Heute soll es nun losgehen. Wir fliegen nach Bali.

Abflug Frankfurt 12:35 Uhr Richtung Singapur. Nach 12h Flug kommen wir völlig erschöpft in Singapur an. Der Flug war ruhig, es war wieder ziemlich kühl im Flieger, die Verpflegung gut und die Stewardessen sehr nett. Es gab zum Mittag Rinderfilet mit Gemüse und Kartoffelpüree. Zum Frühstück gab es Nudeln mit Gemüse. Als Snacks gab es Apfel, Peanuts, Chips u. Kekse.
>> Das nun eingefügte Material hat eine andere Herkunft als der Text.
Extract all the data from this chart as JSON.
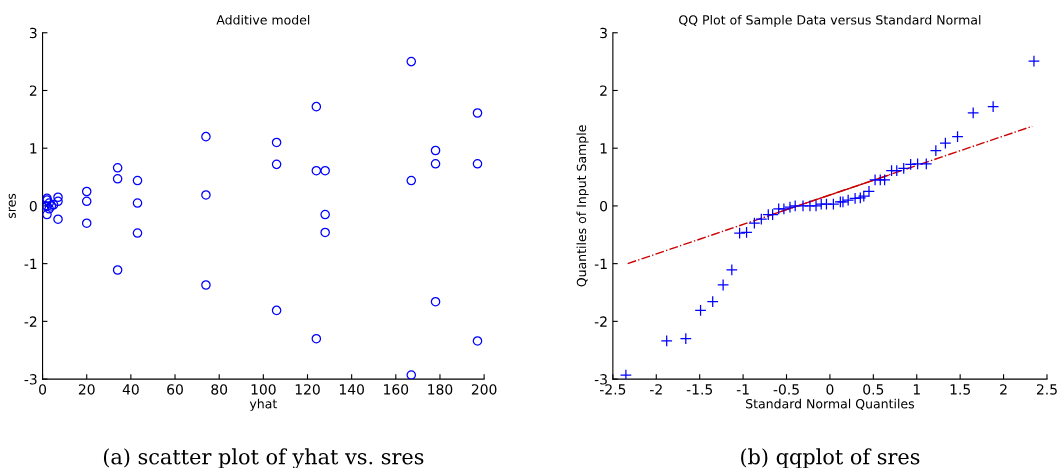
{
  "chart_data": [
    {
      "type": "scatter",
      "title": "Additive model",
      "xlabel": "yhat",
      "ylabel": "sres",
      "marker": "circle",
      "grid": false,
      "series": [
        {
          "color": "#0000ff",
          "x": [
            1,
            2,
            2,
            2,
            3,
            3,
            4,
            5,
            2,
            7,
            7,
            7,
            20,
            20,
            20,
            34,
            34,
            34,
            43,
            43,
            43,
            74,
            74,
            74,
            106,
            106,
            106,
            124,
            124,
            124,
            128,
            128,
            128,
            167,
            167,
            167,
            178,
            178,
            178,
            197,
            197,
            197
          ],
          "values": [
            0,
            0.1,
            0,
            -0.15,
            0.05,
            -0.05,
            0,
            0.02,
            0.13,
            0.15,
            0.08,
            -0.23,
            0.25,
            0.08,
            -0.3,
            0.66,
            0.47,
            -1.11,
            0.44,
            0.05,
            -0.47,
            1.2,
            0.19,
            -1.37,
            1.1,
            0.72,
            -1.81,
            1.72,
            0.61,
            -2.3,
            0.61,
            -0.15,
            -0.46,
            2.5,
            0.44,
            -2.93,
            0.96,
            0.73,
            -1.66,
            1.61,
            0.73,
            -2.34
          ]
        }
      ],
      "xlim": [
        0,
        200
      ],
      "xticks": [
        0,
        20,
        40,
        60,
        80,
        100,
        120,
        140,
        160,
        180,
        200
      ],
      "ylim": [
        -3,
        3
      ],
      "yticks": [
        -3,
        -2,
        -1,
        0,
        1,
        2,
        3
      ],
      "annotations": [
        "(a) scatter plot of yhat vs. sres"
      ]
    },
    {
      "type": "scatter",
      "title": "QQ Plot of Sample Data versus Standard Normal",
      "xlabel": "Standard Normal Quantiles",
      "ylabel": "Quantiles of Input Sample",
      "marker": "cross",
      "grid": false,
      "series": [
        {
          "color": "#cc0000",
          "type": "line",
          "marker": "none",
          "line_style": "dashdot",
          "x": [
            -2.33,
            2.33
          ],
          "values": [
            -1.0,
            1.38
          ]
        },
        {
          "color": "#cc0000",
          "type": "line",
          "marker": "none",
          "line_style": "solid",
          "x": [
            -0.67,
            0.67
          ],
          "values": [
            -0.15,
            0.53
          ]
        },
        {
          "color": "#0000ff",
          "x": [
            -2.35,
            -1.88,
            -1.66,
            -1.49,
            -1.35,
            -1.23,
            -1.13,
            -1.04,
            -0.96,
            -0.87,
            -0.79,
            -0.71,
            -0.66,
            -0.59,
            -0.53,
            -0.46,
            -0.4,
            -0.31,
            -0.23,
            -0.16,
            -0.1,
            -0.04,
            0.04,
            0.12,
            0.15,
            0.21,
            0.29,
            0.35,
            0.39,
            0.45,
            0.52,
            0.58,
            0.63,
            0.71,
            0.77,
            0.85,
            0.93,
            1.01,
            1.11,
            1.22,
            1.33,
            1.47,
            1.65,
            1.88,
            2.35
          ],
          "values": [
            -2.93,
            -2.34,
            -2.3,
            -1.81,
            -1.66,
            -1.37,
            -1.11,
            -0.47,
            -0.46,
            -0.3,
            -0.23,
            -0.15,
            -0.15,
            -0.05,
            -0.05,
            -0.02,
            0,
            0,
            0,
            0,
            0.03,
            0.03,
            0.03,
            0.07,
            0.07,
            0.1,
            0.13,
            0.14,
            0.17,
            0.25,
            0.45,
            0.45,
            0.45,
            0.61,
            0.61,
            0.65,
            0.72,
            0.73,
            0.73,
            0.96,
            1.09,
            1.2,
            1.61,
            1.72,
            2.51
          ]
        }
      ],
      "xlim": [
        -2.5,
        2.5
      ],
      "xticks": [
        -2.5,
        -2,
        -1.5,
        -1,
        -0.5,
        0,
        0.5,
        1,
        1.5,
        2,
        2.5
      ],
      "ylim": [
        -3,
        3
      ],
      "yticks": [
        -3,
        -2,
        -1,
        0,
        1,
        2,
        3
      ],
      "annotations": [
        "(b) qqplot of sres"
      ]
    }
  ]
}
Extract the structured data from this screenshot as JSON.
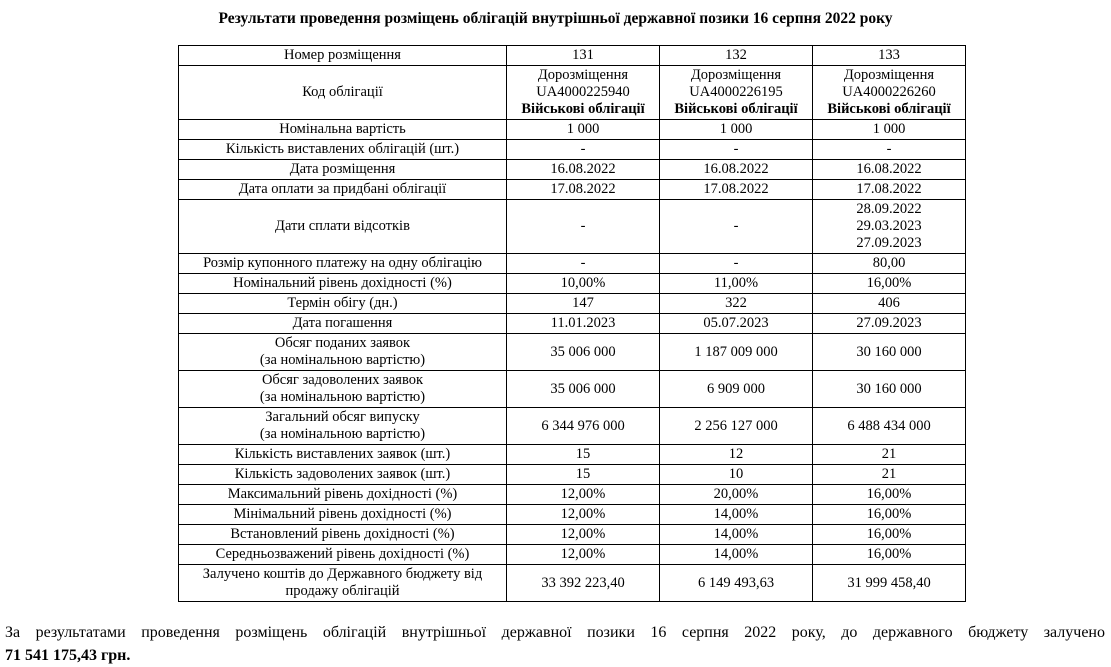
{
  "title": "Результати проведення розміщень облігацій внутрішньої державної позики 16 серпня 2022 року",
  "table": {
    "rows": [
      {
        "label": "Номер розміщення",
        "cells": [
          "131",
          "132",
          "133"
        ]
      },
      {
        "label": "Код облігації",
        "bold_last": true,
        "cells": [
          "Дорозміщення\nUA4000225940\nВійськові облігації",
          "Дорозміщення\nUA4000226195\nВійськові облігації",
          "Дорозміщення\nUA4000226260\nВійськові облігації"
        ]
      },
      {
        "label": "Номінальна вартість",
        "cells": [
          "1 000",
          "1 000",
          "1 000"
        ]
      },
      {
        "label": "Кількість виставлених облігацій (шт.)",
        "cells": [
          "-",
          "-",
          "-"
        ]
      },
      {
        "label": "Дата розміщення",
        "cells": [
          "16.08.2022",
          "16.08.2022",
          "16.08.2022"
        ]
      },
      {
        "label": "Дата оплати за придбані облігації",
        "cells": [
          "17.08.2022",
          "17.08.2022",
          "17.08.2022"
        ]
      },
      {
        "label": "Дати сплати відсотків",
        "cells": [
          "-",
          "-",
          "28.09.2022\n29.03.2023\n27.09.2023"
        ]
      },
      {
        "label": "Розмір купонного платежу на одну облігацію",
        "cells": [
          "-",
          "-",
          "80,00"
        ]
      },
      {
        "label": "Номінальний рівень дохідності (%)",
        "cells": [
          "10,00%",
          "11,00%",
          "16,00%"
        ]
      },
      {
        "label": "Термін обігу (дн.)",
        "cells": [
          "147",
          "322",
          "406"
        ]
      },
      {
        "label": "Дата погашення",
        "cells": [
          "11.01.2023",
          "05.07.2023",
          "27.09.2023"
        ]
      },
      {
        "label": "Обсяг поданих заявок\n(за номінальною вартістю)",
        "cells": [
          "35 006 000",
          "1 187 009 000",
          "30 160 000"
        ]
      },
      {
        "label": "Обсяг задоволених заявок\n(за номінальною вартістю)",
        "cells": [
          "35 006 000",
          "6 909 000",
          "30 160 000"
        ]
      },
      {
        "label": "Загальний обсяг випуску\n(за номінальною вартістю)",
        "cells": [
          "6 344 976 000",
          "2 256 127 000",
          "6 488 434 000"
        ]
      },
      {
        "label": "Кількість виставлених заявок (шт.)",
        "cells": [
          "15",
          "12",
          "21"
        ]
      },
      {
        "label": "Кількість задоволених заявок (шт.)",
        "cells": [
          "15",
          "10",
          "21"
        ]
      },
      {
        "label": "Максимальний рівень дохідності (%)",
        "cells": [
          "12,00%",
          "20,00%",
          "16,00%"
        ]
      },
      {
        "label": "Мінімальний рівень дохідності (%)",
        "cells": [
          "12,00%",
          "14,00%",
          "16,00%"
        ]
      },
      {
        "label": "Встановлений рівень дохідності (%)",
        "cells": [
          "12,00%",
          "14,00%",
          "16,00%"
        ]
      },
      {
        "label": "Середньозважений рівень дохідності (%)",
        "cells": [
          "12,00%",
          "14,00%",
          "16,00%"
        ]
      },
      {
        "label": "Залучено коштів до Державного бюджету від\nпродажу облігацій",
        "cells": [
          "33 392 223,40",
          "6 149 493,63",
          "31 999 458,40"
        ]
      }
    ]
  },
  "footer": {
    "line1": "За результатами проведення розміщень облігацій внутрішньої державної позики 16 серпня 2022 року, до державного бюджету залучено",
    "line2": "71 541 175,43 грн."
  },
  "colors": {
    "text": "#000000",
    "border": "#000000",
    "background": "#ffffff"
  }
}
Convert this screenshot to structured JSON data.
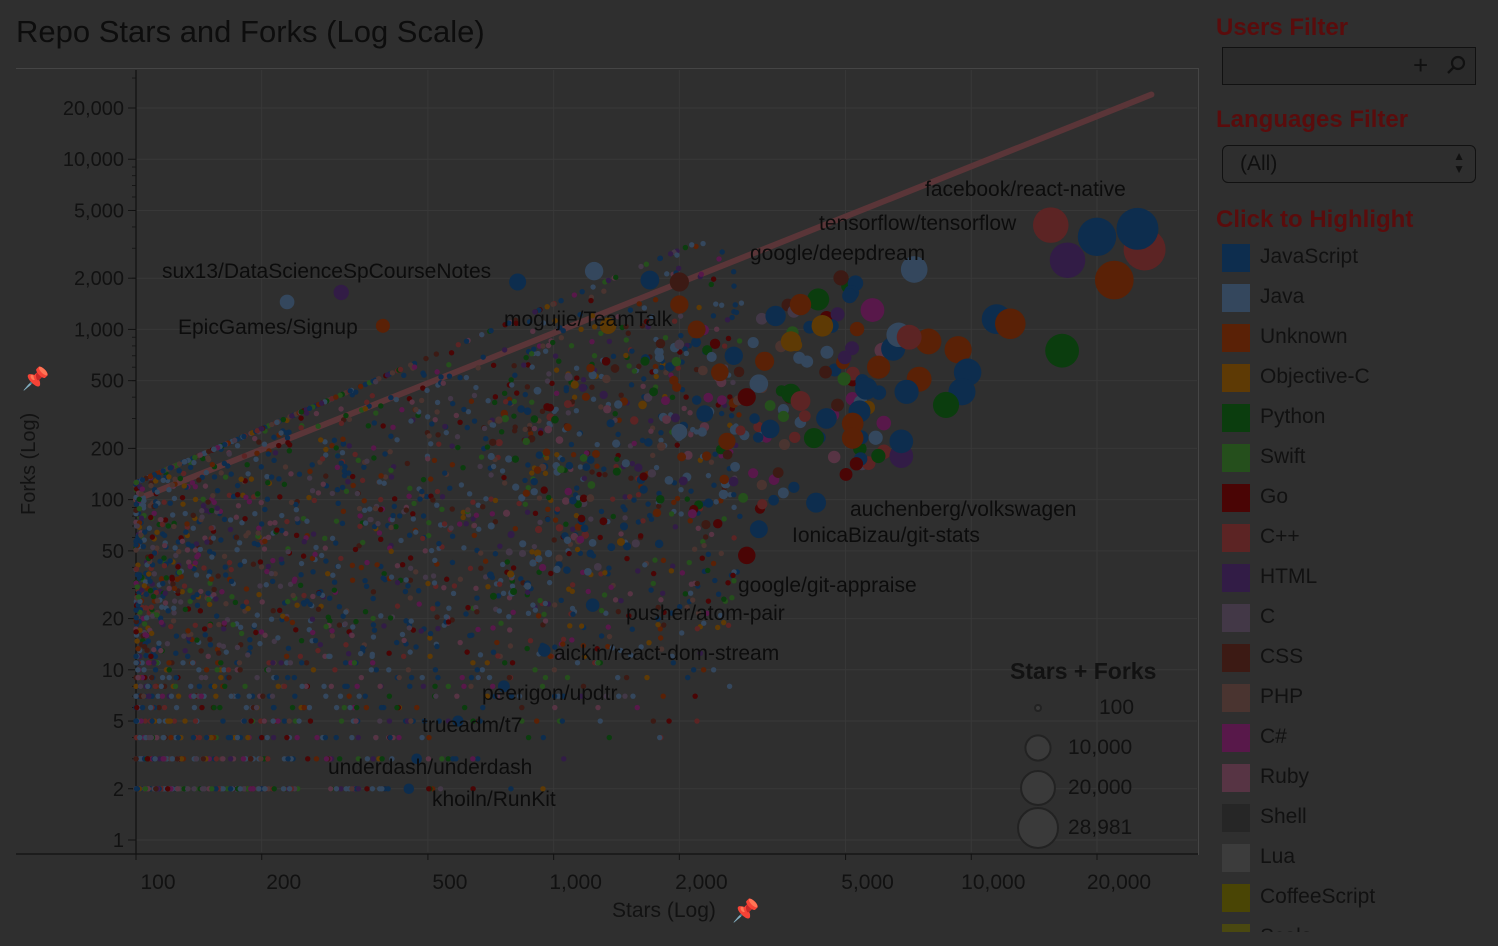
{
  "title": "Repo Stars and Forks (Log Scale)",
  "filters": {
    "users_label": "Users Filter",
    "users_value": "",
    "languages_label": "Languages Filter",
    "languages_value": "(All)",
    "highlight_label": "Click to Highlight",
    "icons": [
      "plus-icon",
      "search-icon",
      "select-arrows-icon",
      "pin-icon"
    ]
  },
  "legend": [
    {
      "name": "JavaScript",
      "color": "#0d2d4e"
    },
    {
      "name": "Java",
      "color": "#34475d"
    },
    {
      "name": "Unknown",
      "color": "#5a2106"
    },
    {
      "name": "Objective-C",
      "color": "#5e3a05"
    },
    {
      "name": "Python",
      "color": "#0b3d0e"
    },
    {
      "name": "Swift",
      "color": "#254f1c"
    },
    {
      "name": "Go",
      "color": "#4a0505"
    },
    {
      "name": "C++",
      "color": "#5c2424"
    },
    {
      "name": "HTML",
      "color": "#321c46"
    },
    {
      "name": "C",
      "color": "#433847"
    },
    {
      "name": "CSS",
      "color": "#3c1a14"
    },
    {
      "name": "PHP",
      "color": "#4a3430"
    },
    {
      "name": "C#",
      "color": "#58184a"
    },
    {
      "name": "Ruby",
      "color": "#573444"
    },
    {
      "name": "Shell",
      "color": "#262626"
    },
    {
      "name": "Lua",
      "color": "#3c3c3c"
    },
    {
      "name": "CoffeeScript",
      "color": "#4a4505"
    },
    {
      "name": "Scala",
      "color": "#4a4810"
    }
  ],
  "size_legend": {
    "title": "Stars + Forks",
    "values": [
      100,
      10000,
      20000,
      28981
    ],
    "labels": [
      "100",
      "10,000",
      "20,000",
      "28,981"
    ]
  },
  "chart_data": {
    "type": "scatter",
    "title": "Repo Stars and Forks (Log Scale)",
    "xlabel": "Stars (Log)",
    "ylabel": "Forks (Log)",
    "xscale": "log",
    "yscale": "log",
    "xlim": [
      90,
      33000
    ],
    "ylim": [
      1,
      33000
    ],
    "xticks": [
      100,
      200,
      500,
      1000,
      2000,
      5000,
      10000,
      20000
    ],
    "xtick_labels": [
      "100",
      "200",
      "500",
      "1,000",
      "2,000",
      "5,000",
      "10,000",
      "20,000"
    ],
    "yticks": [
      1,
      2,
      5,
      10,
      20,
      50,
      100,
      200,
      500,
      1000,
      2000,
      5000,
      10000,
      20000
    ],
    "ytick_labels": [
      "1",
      "2",
      "5",
      "10",
      "20",
      "50",
      "100",
      "200",
      "500",
      "1,000",
      "2,000",
      "5,000",
      "10,000",
      "20,000"
    ],
    "trend_line": {
      "from": [
        100,
        100
      ],
      "to": [
        27000,
        24000
      ]
    },
    "labeled_points": [
      {
        "label": "facebook/react-native",
        "x": 25000,
        "y": 3900,
        "lang": "JavaScript"
      },
      {
        "label": "tensorflow/tensorflow",
        "x": 15500,
        "y": 4100,
        "lang": "C++"
      },
      {
        "label": "google/deepdream",
        "x": 7300,
        "y": 2250,
        "lang": "Java"
      },
      {
        "label": "sux13/DataScienceSpCourseNotes",
        "x": 310,
        "y": 1650,
        "lang": "HTML"
      },
      {
        "label": "EpicGames/Signup",
        "x": 390,
        "y": 1050,
        "lang": "Unknown"
      },
      {
        "label": "mogujie/TeamTalk",
        "x": 1350,
        "y": 1050,
        "lang": "Objective-C"
      },
      {
        "label": "auchenberg/volkswagen",
        "x": 4250,
        "y": 96,
        "lang": "JavaScript"
      },
      {
        "label": "IonicaBizau/git-stats",
        "x": 3100,
        "y": 67,
        "lang": "JavaScript"
      },
      {
        "label": "google/git-appraise",
        "x": 2900,
        "y": 47,
        "lang": "Go"
      },
      {
        "label": "pusher/atom-pair",
        "x": 1240,
        "y": 24,
        "lang": "JavaScript"
      },
      {
        "label": "aickin/react-dom-stream",
        "x": 950,
        "y": 13,
        "lang": "JavaScript"
      },
      {
        "label": "peerigon/updtr",
        "x": 760,
        "y": 8,
        "lang": "JavaScript"
      },
      {
        "label": "trueadm/t7",
        "x": 590,
        "y": 5,
        "lang": "JavaScript"
      },
      {
        "label": "underdash/underdash",
        "x": 470,
        "y": 3,
        "lang": "JavaScript"
      },
      {
        "label": "khoiln/RunKit",
        "x": 450,
        "y": 2,
        "lang": "JavaScript"
      }
    ],
    "points": [
      {
        "x": 26000,
        "y": 2950,
        "lang": "C++"
      },
      {
        "x": 20000,
        "y": 3500,
        "lang": "JavaScript"
      },
      {
        "x": 17000,
        "y": 2550,
        "lang": "HTML"
      },
      {
        "x": 22000,
        "y": 1950,
        "lang": "Unknown"
      },
      {
        "x": 16500,
        "y": 750,
        "lang": "Python"
      },
      {
        "x": 11500,
        "y": 1150,
        "lang": "JavaScript"
      },
      {
        "x": 12400,
        "y": 1080,
        "lang": "Unknown"
      },
      {
        "x": 9300,
        "y": 760,
        "lang": "Unknown"
      },
      {
        "x": 7900,
        "y": 850,
        "lang": "Unknown"
      },
      {
        "x": 9800,
        "y": 560,
        "lang": "JavaScript"
      },
      {
        "x": 9500,
        "y": 430,
        "lang": "JavaScript"
      },
      {
        "x": 8700,
        "y": 360,
        "lang": "Python"
      },
      {
        "x": 7500,
        "y": 510,
        "lang": "Unknown"
      },
      {
        "x": 6500,
        "y": 770,
        "lang": "JavaScript"
      },
      {
        "x": 6700,
        "y": 930,
        "lang": "Java"
      },
      {
        "x": 7100,
        "y": 900,
        "lang": "C++"
      },
      {
        "x": 6000,
        "y": 600,
        "lang": "Unknown"
      },
      {
        "x": 5600,
        "y": 450,
        "lang": "JavaScript"
      },
      {
        "x": 7000,
        "y": 430,
        "lang": "JavaScript"
      },
      {
        "x": 5400,
        "y": 330,
        "lang": "JavaScript"
      },
      {
        "x": 5200,
        "y": 280,
        "lang": "Unknown"
      },
      {
        "x": 6800,
        "y": 180,
        "lang": "HTML"
      },
      {
        "x": 6800,
        "y": 220,
        "lang": "JavaScript"
      },
      {
        "x": 5200,
        "y": 230,
        "lang": "Unknown"
      },
      {
        "x": 4500,
        "y": 300,
        "lang": "JavaScript"
      },
      {
        "x": 4200,
        "y": 230,
        "lang": "Python"
      },
      {
        "x": 4400,
        "y": 1050,
        "lang": "Objective-C"
      },
      {
        "x": 4300,
        "y": 1500,
        "lang": "Python"
      },
      {
        "x": 3900,
        "y": 1400,
        "lang": "Unknown"
      },
      {
        "x": 5800,
        "y": 1300,
        "lang": "C#"
      },
      {
        "x": 3400,
        "y": 1200,
        "lang": "JavaScript"
      },
      {
        "x": 2000,
        "y": 1400,
        "lang": "Unknown"
      },
      {
        "x": 2200,
        "y": 1000,
        "lang": "Unknown"
      },
      {
        "x": 1250,
        "y": 2200,
        "lang": "Java"
      },
      {
        "x": 820,
        "y": 1900,
        "lang": "JavaScript"
      },
      {
        "x": 1700,
        "y": 1950,
        "lang": "JavaScript"
      },
      {
        "x": 2000,
        "y": 1900,
        "lang": "CSS"
      },
      {
        "x": 230,
        "y": 1450,
        "lang": "Java"
      },
      {
        "x": 3700,
        "y": 850,
        "lang": "Objective-C"
      },
      {
        "x": 3200,
        "y": 650,
        "lang": "Unknown"
      },
      {
        "x": 2700,
        "y": 700,
        "lang": "JavaScript"
      },
      {
        "x": 2500,
        "y": 560,
        "lang": "Unknown"
      },
      {
        "x": 3100,
        "y": 480,
        "lang": "Java"
      },
      {
        "x": 3700,
        "y": 420,
        "lang": "Python"
      },
      {
        "x": 2900,
        "y": 400,
        "lang": "Go"
      },
      {
        "x": 3900,
        "y": 380,
        "lang": "C++"
      },
      {
        "x": 2300,
        "y": 320,
        "lang": "JavaScript"
      },
      {
        "x": 3300,
        "y": 260,
        "lang": "JavaScript"
      },
      {
        "x": 2600,
        "y": 220,
        "lang": "Unknown"
      },
      {
        "x": 2000,
        "y": 250,
        "lang": "Java"
      }
    ],
    "cloud": "thousands of small points concentrated at stars 100-2000, forks 2-200, mostly JavaScript and Java"
  }
}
Der Flughafen Singapur überraschte uns mit einer sehr angenehmen und ruhigen Stimmung - von Hektik keine Spur. Hier gab es angenehme und schön gestaltete Ruhezonen, u.a. mit einer schönen Orchideenlandschaft, die auf den Orchid Park als Attraktion in Singapur hinweisen soll. Auf der oberen Etage gab es Fußmassagegeräte und auf der unteren Etage konnte man kostenlos im Internet surfen, sowie Sportübertragungen sehen.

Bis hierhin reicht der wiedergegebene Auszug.